Mike’s father relocated his family to Eureka, Montana in 1962, when he was hired as the first superintendent of InterBel Telephone Cooperative. While his father was trusted with leading a brand-new cooperative, his son, Mike—just ten years old at the time—was also given a very important job. 

“My dad didn’t like crawl spaces,” Mike said. “So he used to make us kids wire the houses, and we would crawl into these little tiny crawl spaces and pull the phone lines for him.”

Other than pulling phone lines and assisting the crew after outages, Mike lived the typical northwest Montana childhood: hiking, fishing, hunting, and just enjoying the freedom of the great outdoors. He enlisted in the military shortly after high school graduation, and after 20 years of service, he knew right where he wanted to be.

“With the service, I was all over the world, but there’s probably not a nicer place than right here,” Mike said. 

Today, Mike is enjoying his retirement here in Eureka—though he’s far from done working. He still assists his daughter and son-in-law with their local business, Eureka Hardware, from time to time. And for the past several years, he has served as the President of InterBel’s Board of Directors.

The InterBel that Mike now helps lead is a far cry from the cooperative of his childhood.
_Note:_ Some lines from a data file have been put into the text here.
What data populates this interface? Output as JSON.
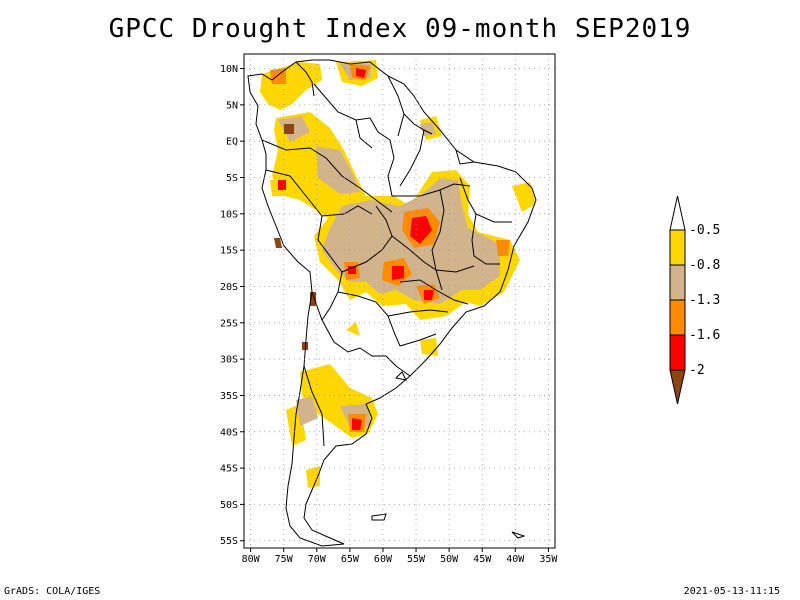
{
  "title": "GPCC Drought Index 09-month SEP2019",
  "footer": {
    "left": "GrADS: COLA/IGES",
    "right": "2021-05-13-11:15"
  },
  "map": {
    "lat_range": [
      -56,
      12
    ],
    "lon_range": [
      -81,
      -34
    ],
    "lat_ticks": [
      {
        "value": 10,
        "label": "10N"
      },
      {
        "value": 5,
        "label": "5N"
      },
      {
        "value": 0,
        "label": "EQ"
      },
      {
        "value": -5,
        "label": "5S"
      },
      {
        "value": -10,
        "label": "10S"
      },
      {
        "value": -15,
        "label": "15S"
      },
      {
        "value": -20,
        "label": "20S"
      },
      {
        "value": -25,
        "label": "25S"
      },
      {
        "value": -30,
        "label": "30S"
      },
      {
        "value": -35,
        "label": "35S"
      },
      {
        "value": -40,
        "label": "40S"
      },
      {
        "value": -45,
        "label": "45S"
      },
      {
        "value": -50,
        "label": "50S"
      },
      {
        "value": -55,
        "label": "55S"
      }
    ],
    "lon_ticks": [
      {
        "value": -80,
        "label": "80W"
      },
      {
        "value": -75,
        "label": "75W"
      },
      {
        "value": -70,
        "label": "70W"
      },
      {
        "value": -65,
        "label": "65W"
      },
      {
        "value": -60,
        "label": "60W"
      },
      {
        "value": -55,
        "label": "55W"
      },
      {
        "value": -50,
        "label": "50W"
      },
      {
        "value": -45,
        "label": "45W"
      },
      {
        "value": -40,
        "label": "40W"
      },
      {
        "value": -35,
        "label": "35W"
      }
    ],
    "grid": "dotted"
  },
  "legend": {
    "placement": "right",
    "classes": [
      {
        "color": "#ffffff",
        "range": "> -0.5"
      },
      {
        "color": "#ffd700",
        "label": "-0.5"
      },
      {
        "color": "#d2b48c",
        "label": "-0.8"
      },
      {
        "color": "#ff8c00",
        "label": "-1.3"
      },
      {
        "color": "#ff0000",
        "label": "-1.6"
      },
      {
        "color": "#8b4513",
        "label": "-2"
      }
    ]
  }
}
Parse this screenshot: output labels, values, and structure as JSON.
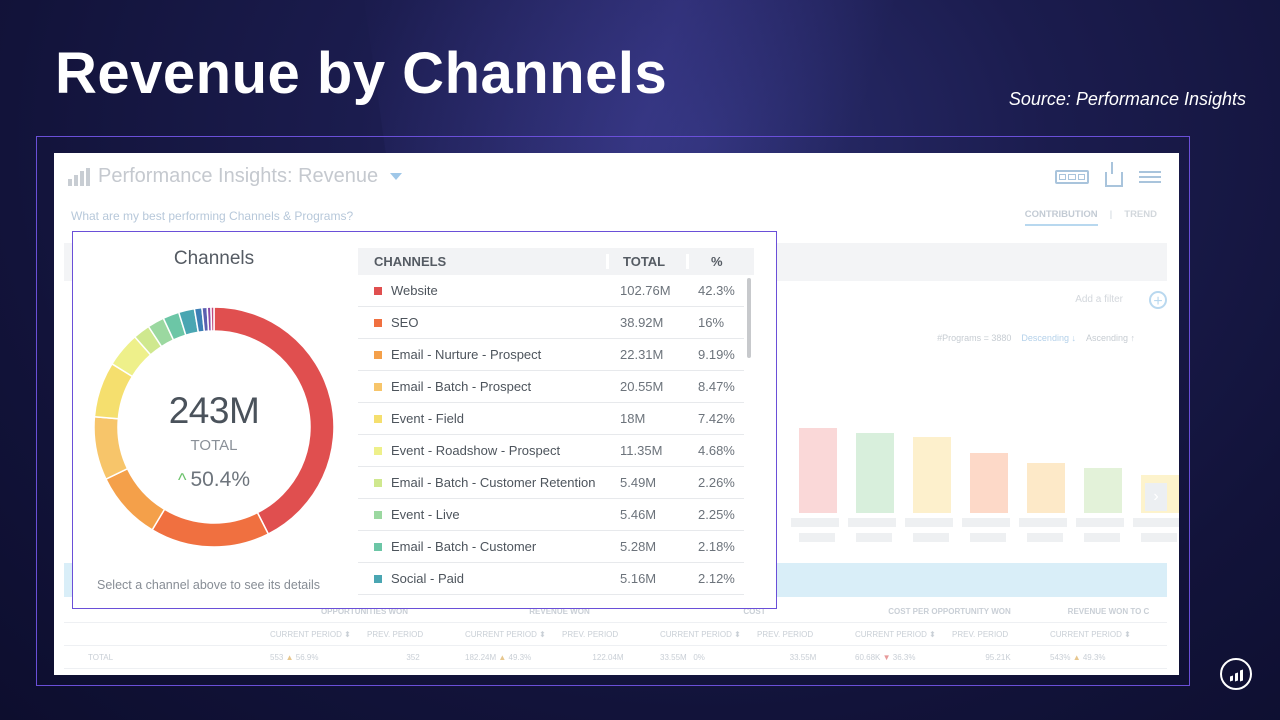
{
  "slide": {
    "title": "Revenue by Channels",
    "source": "Source:  Performance Insights"
  },
  "app": {
    "title": "Performance Insights: Revenue",
    "question": "What are my best performing Channels & Programs?",
    "tabs": [
      "CONTRIBUTION",
      "TREND"
    ],
    "add_filter": "Add a filter",
    "sort": {
      "count": "#Programs = 3880",
      "descending": "Descending ↓",
      "ascending": "Ascending ↑"
    },
    "bars": {
      "values": [
        0.85,
        0.8,
        0.76,
        0.6,
        0.5,
        0.45,
        0.38
      ],
      "colors": [
        "#fad8d8",
        "#d8efdc",
        "#fdf0cc",
        "#fdd9c8",
        "#fde9c8",
        "#e3f2d9",
        "#fdf3cc"
      ]
    },
    "bottom_table": {
      "groups": [
        "OPPORTUNITIES WON",
        "REVENUE WON",
        "COST",
        "COST PER OPPORTUNITY WON",
        "REVENUE WON TO C"
      ],
      "subheaders": [
        "CURRENT PERIOD ⬍",
        "PREV. PERIOD",
        "CURRENT PERIOD ⬍",
        "PREV. PERIOD",
        "CURRENT PERIOD ⬍",
        "PREV. PERIOD",
        "CURRENT PERIOD ⬍",
        "PREV. PERIOD",
        "CURRENT PERIOD ⬍"
      ],
      "total_label": "TOTAL",
      "total": {
        "c1": "553",
        "c1_change": "56.9%",
        "c2": "352",
        "c3": "182.24M",
        "c3_change": "49.3%",
        "c4": "122.04M",
        "c5": "33.55M",
        "c5_change": "0%",
        "c6": "33.55M",
        "c7": "60.68K",
        "c7_change": "36.3%",
        "c8": "95.21K",
        "c9": "543%",
        "c9_change": "49.3%"
      }
    }
  },
  "popup": {
    "title": "Channels",
    "total_value": "243M",
    "total_label": "TOTAL",
    "change": "50.4%",
    "hint": "Select a channel above to see its details",
    "headers": {
      "channel": "CHANNELS",
      "total": "TOTAL",
      "pct": "%"
    },
    "rows": [
      {
        "name": "Website",
        "total": "102.76M",
        "pct": "42.3%",
        "color": "#e04f4f"
      },
      {
        "name": "SEO",
        "total": "38.92M",
        "pct": "16%",
        "color": "#f07040"
      },
      {
        "name": "Email - Nurture - Prospect",
        "total": "22.31M",
        "pct": "9.19%",
        "color": "#f4a04a"
      },
      {
        "name": "Email - Batch - Prospect",
        "total": "20.55M",
        "pct": "8.47%",
        "color": "#f7c56a"
      },
      {
        "name": "Event - Field",
        "total": "18M",
        "pct": "7.42%",
        "color": "#f5df6e"
      },
      {
        "name": "Event - Roadshow - Prospect",
        "total": "11.35M",
        "pct": "4.68%",
        "color": "#eef08a"
      },
      {
        "name": "Email - Batch - Customer Retention",
        "total": "5.49M",
        "pct": "2.26%",
        "color": "#cfe88e"
      },
      {
        "name": "Event - Live",
        "total": "5.46M",
        "pct": "2.25%",
        "color": "#9bd8a0"
      },
      {
        "name": "Email - Batch - Customer",
        "total": "5.28M",
        "pct": "2.18%",
        "color": "#6cc6a6"
      },
      {
        "name": "Social - Paid",
        "total": "5.16M",
        "pct": "2.12%",
        "color": "#4aa6b2"
      }
    ],
    "donut_remainder": [
      {
        "value": 1.0,
        "color": "#3d7fb5"
      },
      {
        "value": 0.7,
        "color": "#5a5fb0"
      },
      {
        "value": 0.5,
        "color": "#8a4aa8"
      },
      {
        "value": 0.4,
        "color": "#c24a7e"
      }
    ]
  }
}
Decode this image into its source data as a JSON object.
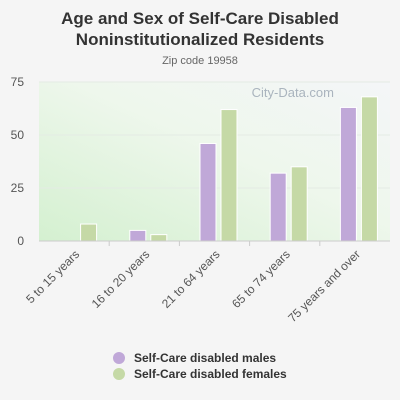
{
  "title": "Age and Sex of Self-Care Disabled Noninstitutionalized Residents",
  "subtitle": "Zip code 19958",
  "watermark": "City-Data.com",
  "colors": {
    "males": "#c0a8d8",
    "females": "#c5d9a6",
    "axis": "#cccccc",
    "text": "#555555"
  },
  "chart_data": {
    "type": "bar",
    "title": "Age and Sex of Self-Care Disabled Noninstitutionalized Residents",
    "subtitle": "Zip code 19958",
    "categories": [
      "5 to 15 years",
      "16 to 20 years",
      "21 to 64 years",
      "65 to 74 years",
      "75 years and over"
    ],
    "series": [
      {
        "name": "Self-Care disabled males",
        "values": [
          0,
          5,
          46,
          32,
          63
        ]
      },
      {
        "name": "Self-Care disabled females",
        "values": [
          8,
          3,
          62,
          35,
          68
        ]
      }
    ],
    "yticks": [
      0,
      25,
      50,
      75
    ],
    "ylim": [
      0,
      75
    ],
    "legend": "bottom"
  }
}
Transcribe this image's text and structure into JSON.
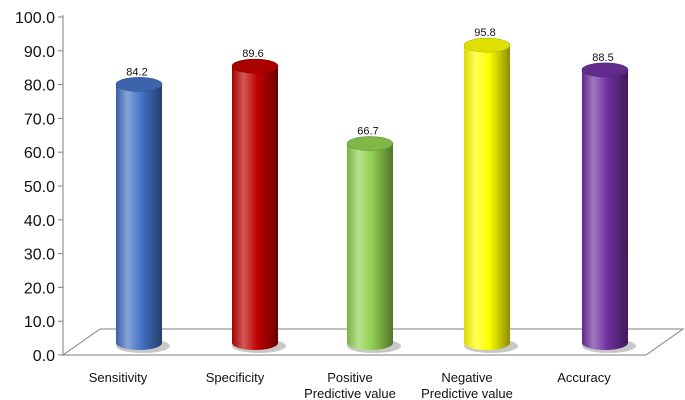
{
  "chart_data": {
    "type": "bar",
    "style": "3d-cylinder",
    "categories": [
      [
        "Sensitivity"
      ],
      [
        "Specificity"
      ],
      [
        "Positive",
        "Predictive value"
      ],
      [
        "Negative",
        "Predictive value"
      ],
      [
        "Accuracy"
      ]
    ],
    "values": [
      84.2,
      89.6,
      66.7,
      95.8,
      88.5
    ],
    "data_labels": [
      "84.2",
      "89.6",
      "66.7",
      "95.8",
      "88.5"
    ],
    "yticks": [
      "0.0",
      "10.0",
      "20.0",
      "30.0",
      "40.0",
      "50.0",
      "60.0",
      "70.0",
      "80.0",
      "90.0",
      "100.0"
    ],
    "ylim": [
      0,
      100
    ],
    "grid": false,
    "colors": [
      "#4472C4",
      "#C00000",
      "#92D050",
      "#FFFF00",
      "#7030A0"
    ]
  }
}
He has seen our team grow, our service territory expand, and our technology advance in once unimaginable ways. 

“In the early days they had one full-time employee and two half-time employees, and they were sharing managers and bookkeepers with Lincoln Electric,” Mike said. “So we’ve come a long way as a cooperative.”

“We're not here to make a profit. We're just here to serve.”

Among the most exciting changes Mike has witnessed in his many years with InterBel is the transition to fiber optic internet. When his father joined InterBel in 1962, the cooperative was just beginning to run bare wire so that the community could access party lines. Today, we are equipping the entire town of Eureka and our surrounding communities with fiber—enabling speeds up to 100 Mbps and ensuring that our members are more connected than ever before.

“I think what InterBel is doing for this valley with the fiber is just unbelievable. It has opened up the world to us and given new opportunities for the big city folks to come out here and work remotely,” Mike said. “Without the fiber, that wouldn’t be an option.” 

While much has changed since Mike’s early days of pulling phone lines, the thing he loves most about InterBel—our strong cooperative spirit—has never wavered. From funding student scholarships to digging fiber out to our rural residents, InterBel has continued to put the needs of our members first. Not because it’s the most profitable way to operate, but because it’s the right thing to do. 

“It would never survive in a business case, because you are never going to collect enough revenue. But that’s what I like about co-ops. It’s really about taking care of the community,” Mike said. “We’re not here to make a profit. We’re just here to serve.”

For Mike, being on InterBel’s Board of Directors isn’t just a matter of staying involved in retirement or supporting the cooperative financially. It’s about family: continuing what his father started, and giving back to the community that has given him so much.

“I have a lot of positive memories with InterBel back in those years,” Mike said. “I was part of the family as a young kid, and now I have the opportunity to pay it back.”

“I was part of the family as a young kid, and now I have the opportunity to pay it back.”